Stepping back from the hazy afterglow of the gaming’s most popular titles and taking a second glance at some of them proves that sometimes, even the games we consider the best can be sort of overrated.

Let’s take a look at some of the most popular games that get a little bit more praise than they are due.

Life is Strange is an episodic video game developed by Dontnod Entertainment about a young photographer who learns that she has the ability to rewind the past. It deserves praise for tackling subjects and characters that most blockbuster games avoid. Its developers are striving for something more interesting.

But Life is Strange is also a game plagued by a script that reads like a rejected draft of Juno, written by adults who must have skipped their formative teenage years entirely. Words like “hella” and “amazeballs” punctuate conversations. Throw in stilted animations, a meandering plot, and a high school so cartoonish that it makes Bully seem realistic, and Life is Strange has a long way to go before proving itself deserving of critical praise.

Last year’s near-unanimous Game of the Year recipient, Dragon Age: Inquisition, has been heralded as BioWare’s magnum opus. Much like every other open-world role-playing game, Inquisition offers players countless diversions, interesting locations to explore and the illusion of powerful choices.

The problem with Dragon Age: Inquisition is that once you get past the shimmering beauty of the Hinterlands and start to get a sense of the game as a whole, it becomes clear that it doesn’t do any of the above that well. Inquisition cobbles together the core elements of what makes a good RPG, adds in an arbitrary spice of shallowly crafted characters designed to only seem unique, and wraps it all together with a mediocre mix of sloppy combat and crafting.

The end result is something that does a lot right, but can also feel like a never-ending chore of uninspired fetch quests.

Set to be one of the games that showed off the PlayStation 4’s power early in the console’s life, Infamous: Second Son invited gamers to a beautifully recreated version of Seattle. Featuring a Native American rebel named Delsin Rowe, Second Son could have been a superhero epic that not only served as a console-justifying title, but also an instantly memorable action game.

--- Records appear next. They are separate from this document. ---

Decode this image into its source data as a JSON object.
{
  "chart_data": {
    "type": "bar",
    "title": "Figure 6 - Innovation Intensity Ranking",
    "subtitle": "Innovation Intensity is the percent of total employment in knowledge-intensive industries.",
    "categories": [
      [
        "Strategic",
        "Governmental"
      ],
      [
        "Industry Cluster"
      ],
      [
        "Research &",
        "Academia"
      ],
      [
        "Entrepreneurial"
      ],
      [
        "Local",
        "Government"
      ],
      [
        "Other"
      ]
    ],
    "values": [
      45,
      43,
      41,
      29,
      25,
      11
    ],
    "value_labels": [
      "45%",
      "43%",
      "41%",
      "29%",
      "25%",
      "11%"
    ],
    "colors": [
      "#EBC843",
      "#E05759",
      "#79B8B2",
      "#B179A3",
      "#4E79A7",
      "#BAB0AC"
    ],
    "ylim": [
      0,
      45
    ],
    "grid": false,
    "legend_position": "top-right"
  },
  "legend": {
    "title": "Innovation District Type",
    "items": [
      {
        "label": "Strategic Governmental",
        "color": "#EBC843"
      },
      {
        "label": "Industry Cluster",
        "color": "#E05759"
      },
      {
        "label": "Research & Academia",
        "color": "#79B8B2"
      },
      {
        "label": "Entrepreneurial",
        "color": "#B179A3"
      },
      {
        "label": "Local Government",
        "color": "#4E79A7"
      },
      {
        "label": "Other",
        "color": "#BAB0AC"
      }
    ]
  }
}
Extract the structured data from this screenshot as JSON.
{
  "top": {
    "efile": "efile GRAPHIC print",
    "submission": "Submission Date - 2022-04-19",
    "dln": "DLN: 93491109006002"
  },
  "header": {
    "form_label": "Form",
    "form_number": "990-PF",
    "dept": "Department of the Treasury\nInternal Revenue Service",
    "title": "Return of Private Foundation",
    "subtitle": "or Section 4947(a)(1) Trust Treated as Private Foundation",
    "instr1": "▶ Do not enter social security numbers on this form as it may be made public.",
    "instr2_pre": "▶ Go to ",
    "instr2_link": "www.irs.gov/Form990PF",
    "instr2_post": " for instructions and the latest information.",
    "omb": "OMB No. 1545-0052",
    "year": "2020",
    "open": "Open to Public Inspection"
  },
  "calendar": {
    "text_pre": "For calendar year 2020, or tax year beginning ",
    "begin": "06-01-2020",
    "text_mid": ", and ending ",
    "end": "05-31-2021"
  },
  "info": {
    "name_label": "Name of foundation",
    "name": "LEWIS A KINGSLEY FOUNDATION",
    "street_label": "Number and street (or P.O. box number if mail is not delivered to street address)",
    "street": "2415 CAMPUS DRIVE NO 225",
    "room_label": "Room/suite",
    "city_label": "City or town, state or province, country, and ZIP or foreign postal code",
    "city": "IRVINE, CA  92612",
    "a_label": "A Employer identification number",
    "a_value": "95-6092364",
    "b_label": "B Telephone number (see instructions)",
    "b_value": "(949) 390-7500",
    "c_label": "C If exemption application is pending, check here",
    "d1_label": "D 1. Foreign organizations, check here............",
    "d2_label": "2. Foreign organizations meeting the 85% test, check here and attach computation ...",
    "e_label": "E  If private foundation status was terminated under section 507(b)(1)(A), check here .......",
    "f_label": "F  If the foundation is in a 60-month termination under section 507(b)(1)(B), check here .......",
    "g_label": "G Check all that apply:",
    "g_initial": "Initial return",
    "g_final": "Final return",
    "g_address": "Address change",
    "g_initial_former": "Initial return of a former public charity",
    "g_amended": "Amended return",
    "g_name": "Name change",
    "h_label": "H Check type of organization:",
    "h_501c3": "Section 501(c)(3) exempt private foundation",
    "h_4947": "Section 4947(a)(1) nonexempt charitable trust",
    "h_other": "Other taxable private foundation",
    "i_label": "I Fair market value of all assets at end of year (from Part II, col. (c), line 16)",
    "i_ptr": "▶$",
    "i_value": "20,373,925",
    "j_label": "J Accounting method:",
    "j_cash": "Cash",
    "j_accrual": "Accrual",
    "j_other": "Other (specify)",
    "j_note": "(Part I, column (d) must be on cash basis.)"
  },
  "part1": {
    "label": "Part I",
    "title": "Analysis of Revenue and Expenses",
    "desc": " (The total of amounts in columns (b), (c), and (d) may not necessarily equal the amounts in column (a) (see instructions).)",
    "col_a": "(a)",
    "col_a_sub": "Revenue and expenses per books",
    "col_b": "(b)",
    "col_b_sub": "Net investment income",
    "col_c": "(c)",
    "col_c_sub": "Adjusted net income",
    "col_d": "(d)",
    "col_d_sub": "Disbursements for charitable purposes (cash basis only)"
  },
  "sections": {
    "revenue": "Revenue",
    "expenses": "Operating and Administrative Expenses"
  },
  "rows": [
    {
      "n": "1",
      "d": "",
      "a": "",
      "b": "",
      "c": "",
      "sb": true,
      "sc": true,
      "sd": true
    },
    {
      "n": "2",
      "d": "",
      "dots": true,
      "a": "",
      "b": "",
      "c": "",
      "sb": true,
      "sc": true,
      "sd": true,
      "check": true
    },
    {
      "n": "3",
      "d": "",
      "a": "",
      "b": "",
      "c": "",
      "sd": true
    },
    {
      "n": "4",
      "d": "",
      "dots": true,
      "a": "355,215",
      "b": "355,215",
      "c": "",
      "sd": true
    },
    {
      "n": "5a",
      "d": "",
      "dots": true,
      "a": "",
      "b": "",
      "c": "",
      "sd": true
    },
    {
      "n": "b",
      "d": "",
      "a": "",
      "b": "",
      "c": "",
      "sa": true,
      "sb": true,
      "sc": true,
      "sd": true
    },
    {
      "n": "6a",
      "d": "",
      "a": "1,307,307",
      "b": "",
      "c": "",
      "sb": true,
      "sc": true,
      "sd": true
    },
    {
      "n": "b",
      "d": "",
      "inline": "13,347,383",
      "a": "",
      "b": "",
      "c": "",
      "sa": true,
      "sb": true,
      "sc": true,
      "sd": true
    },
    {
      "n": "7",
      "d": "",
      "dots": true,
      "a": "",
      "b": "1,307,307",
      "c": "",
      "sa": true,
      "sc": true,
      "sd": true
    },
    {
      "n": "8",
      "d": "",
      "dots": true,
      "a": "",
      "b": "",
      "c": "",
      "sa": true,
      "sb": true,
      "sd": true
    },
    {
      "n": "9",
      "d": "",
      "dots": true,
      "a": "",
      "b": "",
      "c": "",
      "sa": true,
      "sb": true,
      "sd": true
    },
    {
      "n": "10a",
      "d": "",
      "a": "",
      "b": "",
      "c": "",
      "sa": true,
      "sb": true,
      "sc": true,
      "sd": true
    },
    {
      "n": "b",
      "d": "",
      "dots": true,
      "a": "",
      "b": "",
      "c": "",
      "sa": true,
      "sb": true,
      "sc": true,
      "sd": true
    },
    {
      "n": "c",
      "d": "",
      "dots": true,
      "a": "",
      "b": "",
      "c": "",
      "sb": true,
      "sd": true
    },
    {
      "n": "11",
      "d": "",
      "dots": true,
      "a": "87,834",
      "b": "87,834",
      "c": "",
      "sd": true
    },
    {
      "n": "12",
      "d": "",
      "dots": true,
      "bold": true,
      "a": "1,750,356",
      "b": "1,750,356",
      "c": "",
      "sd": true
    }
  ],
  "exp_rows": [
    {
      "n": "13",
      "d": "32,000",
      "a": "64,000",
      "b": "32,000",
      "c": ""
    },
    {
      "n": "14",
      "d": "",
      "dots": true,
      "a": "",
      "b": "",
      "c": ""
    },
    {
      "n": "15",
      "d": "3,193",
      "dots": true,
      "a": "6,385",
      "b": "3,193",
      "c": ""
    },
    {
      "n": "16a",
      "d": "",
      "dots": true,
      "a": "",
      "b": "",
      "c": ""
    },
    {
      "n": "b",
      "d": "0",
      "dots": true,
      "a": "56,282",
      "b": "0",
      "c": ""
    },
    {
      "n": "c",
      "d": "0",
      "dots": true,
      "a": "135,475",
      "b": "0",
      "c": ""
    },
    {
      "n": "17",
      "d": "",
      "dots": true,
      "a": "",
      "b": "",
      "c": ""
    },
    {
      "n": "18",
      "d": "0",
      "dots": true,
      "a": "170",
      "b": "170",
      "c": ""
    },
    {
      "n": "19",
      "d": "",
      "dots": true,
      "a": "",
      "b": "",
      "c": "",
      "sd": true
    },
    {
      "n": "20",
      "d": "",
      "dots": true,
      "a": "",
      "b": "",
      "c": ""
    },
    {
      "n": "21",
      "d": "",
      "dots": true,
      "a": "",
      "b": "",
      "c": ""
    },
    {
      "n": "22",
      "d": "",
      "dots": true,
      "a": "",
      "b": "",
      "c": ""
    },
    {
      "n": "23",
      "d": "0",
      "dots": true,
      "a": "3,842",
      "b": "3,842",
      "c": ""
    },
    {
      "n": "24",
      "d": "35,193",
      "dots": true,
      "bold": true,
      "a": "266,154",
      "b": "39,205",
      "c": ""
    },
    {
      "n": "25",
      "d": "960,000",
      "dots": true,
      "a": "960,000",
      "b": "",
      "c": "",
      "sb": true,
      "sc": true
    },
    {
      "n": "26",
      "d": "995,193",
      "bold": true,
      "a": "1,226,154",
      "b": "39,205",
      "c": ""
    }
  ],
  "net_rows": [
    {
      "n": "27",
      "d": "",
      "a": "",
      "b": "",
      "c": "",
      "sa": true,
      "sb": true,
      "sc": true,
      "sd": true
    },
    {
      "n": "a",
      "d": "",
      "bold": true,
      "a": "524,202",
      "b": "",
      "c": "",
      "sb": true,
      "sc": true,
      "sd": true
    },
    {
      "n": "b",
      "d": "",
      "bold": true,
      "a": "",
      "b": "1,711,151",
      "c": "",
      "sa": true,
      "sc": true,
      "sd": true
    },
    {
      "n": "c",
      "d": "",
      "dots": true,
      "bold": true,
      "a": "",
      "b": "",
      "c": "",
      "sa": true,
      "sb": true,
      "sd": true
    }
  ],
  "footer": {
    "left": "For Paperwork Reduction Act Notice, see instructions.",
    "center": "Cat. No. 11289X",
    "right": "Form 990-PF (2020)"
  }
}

But instead it felt like a paint-by-numbers video game experience. The Seattle of Second Son is impressive, but devoid of any meaningful interactions, quickly making players feel like the most powerful man in a metropolis of cardboard characters. To make matters worse, Delsin is about as standard as a “bad boy” character can be without any redeeming qualities. All of that might have been forgivable—because you have super powers to play with, after all—if Second Son hadn’t been just plain boring to begin with. Its mission structure requires players to build up either good or bad karma in order to progress the main story arc, which feels like the video game equivalent of teachers assigning hours of busy work while they get an afternoon of online shopping out of the way.

Bethesda’s Fallout 3 wowed the entire gaming world. By resurrecting the classic Fallout franchise and effectively modernizing it, Fallout 3 become an overnight success. But for as fun as Fallout 3 made exploring the post-apocalyptic landscape of Washington D.C., it also did everything in its power to test the player’s patience.

It was buggy to the point of frustration and lackluster in the actual gameplay department, the whole freeze-time combat system seemingly designed mainly to draw attention away from the game’s astoundingly poor gunplay. And its world was little more than a drab expanse of gray buildings and ugly rock textures.

Granted, there are few things better than lining up a shot at Super Mutant’s head, firing, and seeing it explode in a maelstrom of giblets. Headshots will always be amazing.

BioShock Infinite is perhaps the most overrated video game of all time, and for good reason too. At first glance, it’s an action-filled journey through the awe-inspiring floating city of Columbia, built on the BioShock pedigree and with the guise of a mind-bending story, clearly one of the best games ever. Except that it isn’t.

Infinite is bogged down by one of the worst—and most repetitive—gameplay systems in recent memory. The game’s linear structure boils down to moving from point A to point B, with intermittent shootouts that are more dull than protagonist Booker’s personality. Compound Infinite’s gameplay flaws with Booker’s sidekick, Elizabeth, essentially only serving as an invulnerable, walking metal detector to find you spare change, and you’re left with something that can easily trick gamers into thinking that it’s more original than it really is.

The shame of the matter is that Infinite’s desperate attempts to be a medium-defining video game ultimately transformed it into a monotonous shooter that offers more fluff than substance. BioShock Infinite thinks it is smarter than you, dangling a gaudy world and a quickly unravelling story at players, just so long as you don’t stop and look too closely.

And what good is a video game if you can’t look at it closely?